Support Your Local Sheriff (1969)

Funeral sequences are a mainstay of the western genre because they give us a chance to peer inside of characters and examine the time and place that is the west. It can be tough, hard and most certainly brutal. Support Your Local Sheriff is a barrel full of fun because it takes many of these set pieces and subverts them for the sake of humor.

It opens with one of these typical solemn wakes for a man that no one seems to know or care much about. All too soon everyone is distracted by a speck of gold and mayhem commences. It sets the tone for the entire film and the people we will soon become acquainted with. All the action is wonderfully exaggerated by a frantic harmonica laden score with jaw harp to boot. It's twangy madness that works to a tee. But enough of that.

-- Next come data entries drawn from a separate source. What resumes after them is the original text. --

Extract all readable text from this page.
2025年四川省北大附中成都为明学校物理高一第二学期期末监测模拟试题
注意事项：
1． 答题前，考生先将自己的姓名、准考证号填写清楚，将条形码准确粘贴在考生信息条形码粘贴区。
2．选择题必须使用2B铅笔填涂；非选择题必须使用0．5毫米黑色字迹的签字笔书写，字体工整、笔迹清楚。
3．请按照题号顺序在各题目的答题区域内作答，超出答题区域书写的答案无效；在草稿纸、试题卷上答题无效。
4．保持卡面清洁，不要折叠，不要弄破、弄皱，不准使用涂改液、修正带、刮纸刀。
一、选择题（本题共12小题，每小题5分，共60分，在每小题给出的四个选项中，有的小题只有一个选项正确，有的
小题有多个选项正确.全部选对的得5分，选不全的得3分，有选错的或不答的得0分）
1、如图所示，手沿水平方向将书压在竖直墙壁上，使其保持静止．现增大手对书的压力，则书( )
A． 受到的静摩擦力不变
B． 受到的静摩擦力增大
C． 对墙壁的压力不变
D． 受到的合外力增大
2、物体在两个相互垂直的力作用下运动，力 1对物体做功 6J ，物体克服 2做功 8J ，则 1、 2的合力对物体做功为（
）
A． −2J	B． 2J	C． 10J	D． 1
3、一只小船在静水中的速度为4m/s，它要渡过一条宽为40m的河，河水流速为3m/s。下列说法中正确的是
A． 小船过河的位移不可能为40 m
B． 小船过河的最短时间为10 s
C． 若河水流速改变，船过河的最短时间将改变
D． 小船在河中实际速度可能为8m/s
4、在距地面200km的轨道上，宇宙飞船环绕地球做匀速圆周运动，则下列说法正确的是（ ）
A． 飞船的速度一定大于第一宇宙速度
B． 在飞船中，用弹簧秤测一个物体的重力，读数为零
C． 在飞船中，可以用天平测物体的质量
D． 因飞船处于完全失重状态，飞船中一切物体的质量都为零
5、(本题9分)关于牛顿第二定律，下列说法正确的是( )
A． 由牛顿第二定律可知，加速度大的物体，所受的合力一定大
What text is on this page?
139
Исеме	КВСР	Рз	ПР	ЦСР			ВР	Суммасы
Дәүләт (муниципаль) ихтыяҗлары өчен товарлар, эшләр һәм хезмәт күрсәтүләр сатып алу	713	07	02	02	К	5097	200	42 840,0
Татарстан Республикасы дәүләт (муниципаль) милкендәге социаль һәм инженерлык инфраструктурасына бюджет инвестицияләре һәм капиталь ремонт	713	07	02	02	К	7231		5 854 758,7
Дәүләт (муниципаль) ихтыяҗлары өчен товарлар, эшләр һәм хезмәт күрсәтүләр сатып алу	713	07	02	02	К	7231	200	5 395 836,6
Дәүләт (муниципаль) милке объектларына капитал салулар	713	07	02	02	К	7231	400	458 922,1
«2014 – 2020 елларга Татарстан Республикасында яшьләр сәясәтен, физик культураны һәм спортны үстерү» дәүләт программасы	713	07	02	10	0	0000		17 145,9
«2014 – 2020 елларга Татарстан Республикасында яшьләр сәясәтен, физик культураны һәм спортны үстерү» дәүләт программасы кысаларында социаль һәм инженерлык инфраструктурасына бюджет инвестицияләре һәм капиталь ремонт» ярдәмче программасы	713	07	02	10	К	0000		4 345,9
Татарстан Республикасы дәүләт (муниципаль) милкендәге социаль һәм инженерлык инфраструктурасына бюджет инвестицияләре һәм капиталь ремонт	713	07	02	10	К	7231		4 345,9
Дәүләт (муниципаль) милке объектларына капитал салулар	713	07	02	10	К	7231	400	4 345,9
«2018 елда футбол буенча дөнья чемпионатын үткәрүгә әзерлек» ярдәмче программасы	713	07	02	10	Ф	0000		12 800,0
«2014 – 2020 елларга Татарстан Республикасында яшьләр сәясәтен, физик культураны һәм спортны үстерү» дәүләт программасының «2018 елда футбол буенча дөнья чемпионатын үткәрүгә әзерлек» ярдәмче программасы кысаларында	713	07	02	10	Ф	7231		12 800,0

The mining town of Calendar is a wild, untamed place built for the sold purpose of mining. The rough and tumble Danby Family seem to have a monopoly on the gold trade controlling the only road out of the town. It's a big mess.

That's the climate that Jason McCullogh walks into (James Garner) on his way to Australia. After seeing Joe Danby (Bruce Dern) kill a man he decides to sign on as the town's sheriff. Town "mayor" Olly Perkins and his entourage are surprised that any person would want to take the job, but after seeing Jason's marksmanship they giddily agree. Quickly he astutely breaks up mud fights, puts Danby in jail and finds himself a deputy in Jake (Jack Elam).

Most of the rest of the film follows Pa Danby (Walter Brennan) and his two nitwit sons as they try and get their equally dumb baby brother out of prison. It's followed by a long line of hired gunman who all fail out knocking the sheriff off.  Jason also has encounters with Perkins' often ditsy daughter Prudy (Joan Hackett). It would be wrong to say that Prudy is the only whimsy one because it feels like everyone in town has a screw loose, from the hero to the villains.

That's what makes Support Your Local Sheriff so appealing. James Garner is as charming a wise cracker as ever, but on a whole this film is full of comedic misunderstandings, caterwauling and stupidity with an ignoramus around every corner. There's a jail without bars, villains who are wimps, a girl who hides in a tree and lights herself on fire, even a protagonist who seems bent on heading off to the real frontier in Australia. What?


Thus, this rewriting of your typical western trope of a man taming the west works out quite well and in many ways feels like a precursor to Blazing Saddles. It was a lot of fun to have two personal favorites in James Garner (The Rockford Files) and Harry Morgan (MASH) in a film together. Joan Hackett was a lot of fun too. I really want to see more with her (ie. Will Penny, The Last Sheila).